UPGRADE_DISCOVERY_TIMEOUT is the amount of time given to discover an upgrade is
happening using kapp app-change ls -a cf
.
Our SLO is defined as:
95% (X) of GET Requests to a Route succeed in less than 100 (Y) milliseconds.
The SLI used to measure our SLO is request latency.
Request Latency is measured by the following:
Given an app 'A' deployed on the platform with route 'r', the SLI times how long it takes to make an HTTP Get Request to 'r' for 'A' and receive a response.
CF_APP_DOMAIN is the app domain. This is currently used to map new routes to test control plane uptime.
DATA_PLANE_APP_NAME: Name of the app.
X: DATA_PLANE_SLO_PERCENTAGE Y: DATA_PLANE_SLO_MAX_REQUEST_LATENCY r: DATA_PLANE_SLI_APP_ROUTE_URL
Our SLO is defined as:
95% (X) of routes that get mapped become available in less than 15 (Y) seconds.
- Every 5 seconds, map a route
- Sleep for propagation time (Y)
- Send requests to route for 30 seconds (U), record their latency and response code
- If greater than 95% (Z) of those requests had a non-200 response code, or exceeded the latency SLO (W), consider that route to be a failure
- If greater than 95% (X) of routes are failures, fail the test
CONTROL_PLANE_SLO_PERCENTAGE (X): Percentage of routes that we expect to get mapped
and become available in less than number of seconds defined by
CONTROL_PLANE_SLO_MAX_ROUTE_PROPAGATION_TIME
. Defaults to 95%.
CONTROL_PLANE_SLO_MAX_ROUTE_PROPAGATION_TIME (Y): Time we wait before seeing if a route is live, defaults to 15 seconds.

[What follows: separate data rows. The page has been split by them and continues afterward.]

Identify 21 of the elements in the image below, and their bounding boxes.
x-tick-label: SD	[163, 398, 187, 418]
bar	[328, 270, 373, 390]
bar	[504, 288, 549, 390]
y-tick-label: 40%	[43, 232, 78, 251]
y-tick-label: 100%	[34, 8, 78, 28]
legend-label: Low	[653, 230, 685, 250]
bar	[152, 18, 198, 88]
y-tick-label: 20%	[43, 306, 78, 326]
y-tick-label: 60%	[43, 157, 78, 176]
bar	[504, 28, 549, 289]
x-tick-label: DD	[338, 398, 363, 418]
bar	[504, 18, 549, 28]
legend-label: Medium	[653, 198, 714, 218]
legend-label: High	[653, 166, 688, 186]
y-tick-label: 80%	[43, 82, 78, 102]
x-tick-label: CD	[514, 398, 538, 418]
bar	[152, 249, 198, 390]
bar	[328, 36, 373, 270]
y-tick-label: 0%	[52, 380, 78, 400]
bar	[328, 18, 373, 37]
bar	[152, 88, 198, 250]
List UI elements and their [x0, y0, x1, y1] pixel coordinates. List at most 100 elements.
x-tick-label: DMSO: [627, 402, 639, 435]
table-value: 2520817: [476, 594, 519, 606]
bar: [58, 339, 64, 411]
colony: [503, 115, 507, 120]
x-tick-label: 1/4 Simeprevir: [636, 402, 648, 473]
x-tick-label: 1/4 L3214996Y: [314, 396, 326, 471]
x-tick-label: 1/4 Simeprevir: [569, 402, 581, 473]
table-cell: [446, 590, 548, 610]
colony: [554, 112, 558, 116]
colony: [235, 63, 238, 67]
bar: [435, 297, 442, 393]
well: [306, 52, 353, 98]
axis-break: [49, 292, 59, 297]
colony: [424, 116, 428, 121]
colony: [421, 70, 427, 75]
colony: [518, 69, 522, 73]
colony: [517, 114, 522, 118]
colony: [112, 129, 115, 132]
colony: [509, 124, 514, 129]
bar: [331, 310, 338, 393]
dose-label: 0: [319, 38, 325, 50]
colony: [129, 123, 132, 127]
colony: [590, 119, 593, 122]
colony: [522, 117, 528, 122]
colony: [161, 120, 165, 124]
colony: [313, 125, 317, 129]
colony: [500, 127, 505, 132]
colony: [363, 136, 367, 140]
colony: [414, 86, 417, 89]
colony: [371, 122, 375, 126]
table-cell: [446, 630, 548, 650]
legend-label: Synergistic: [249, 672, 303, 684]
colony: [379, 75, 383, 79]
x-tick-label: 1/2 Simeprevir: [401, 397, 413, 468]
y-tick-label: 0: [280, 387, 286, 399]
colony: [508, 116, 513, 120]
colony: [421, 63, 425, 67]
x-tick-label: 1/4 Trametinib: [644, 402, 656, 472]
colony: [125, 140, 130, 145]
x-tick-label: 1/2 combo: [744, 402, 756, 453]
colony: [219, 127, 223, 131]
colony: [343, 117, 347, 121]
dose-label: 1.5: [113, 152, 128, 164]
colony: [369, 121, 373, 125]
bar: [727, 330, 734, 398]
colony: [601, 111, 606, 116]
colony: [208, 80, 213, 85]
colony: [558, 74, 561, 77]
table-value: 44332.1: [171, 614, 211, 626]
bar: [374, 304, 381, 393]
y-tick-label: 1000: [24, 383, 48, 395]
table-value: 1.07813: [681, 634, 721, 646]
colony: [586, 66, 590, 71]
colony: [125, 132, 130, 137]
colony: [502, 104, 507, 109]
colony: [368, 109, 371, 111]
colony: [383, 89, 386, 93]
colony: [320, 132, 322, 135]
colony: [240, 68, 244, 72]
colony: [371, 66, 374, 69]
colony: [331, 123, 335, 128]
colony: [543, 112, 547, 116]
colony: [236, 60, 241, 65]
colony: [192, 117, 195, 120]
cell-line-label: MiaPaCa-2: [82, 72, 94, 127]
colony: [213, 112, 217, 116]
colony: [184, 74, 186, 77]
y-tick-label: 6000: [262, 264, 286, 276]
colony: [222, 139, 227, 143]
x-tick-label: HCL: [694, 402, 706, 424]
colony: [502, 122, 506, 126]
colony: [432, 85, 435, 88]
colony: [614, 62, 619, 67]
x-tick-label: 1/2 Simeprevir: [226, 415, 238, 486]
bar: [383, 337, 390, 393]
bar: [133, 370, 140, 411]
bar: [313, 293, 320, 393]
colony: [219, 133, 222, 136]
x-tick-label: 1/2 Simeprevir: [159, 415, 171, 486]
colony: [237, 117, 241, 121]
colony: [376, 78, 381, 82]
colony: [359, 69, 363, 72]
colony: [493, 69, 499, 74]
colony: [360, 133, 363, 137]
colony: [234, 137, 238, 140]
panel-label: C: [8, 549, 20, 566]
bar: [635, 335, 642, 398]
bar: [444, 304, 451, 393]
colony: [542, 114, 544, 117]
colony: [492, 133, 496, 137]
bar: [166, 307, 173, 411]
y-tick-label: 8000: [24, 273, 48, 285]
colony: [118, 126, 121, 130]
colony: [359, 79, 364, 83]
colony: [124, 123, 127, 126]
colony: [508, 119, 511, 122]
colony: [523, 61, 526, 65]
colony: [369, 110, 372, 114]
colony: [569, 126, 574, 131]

CONTROL_PLANE_SLO_DATA_PLANE_AVAILABILITY_PERCENTAGE (Z): Percentage of routes
that succeed in less than the number of seconds defined by
CONTROL_PLANE_SLO_DATA_PLANE_AVAILABILITY_PERCENTAGE
. Defaults to 95%.
CONTROL_PLANE_SLO_DATA_PLANE_MAX_REQUEST_LATENCY (W): Max response time from mapped route, defaults to 200ms.
CONTROL_PLANE_SLO_SAMPLE_CAPTURE_TIME (U): How often we send a request to a route. Defaults to 10 seconds.
CONTROL_PLANE_APP_NAME: Name of the app to map routes to. Defaults to
upgrade-control-plane-sli
.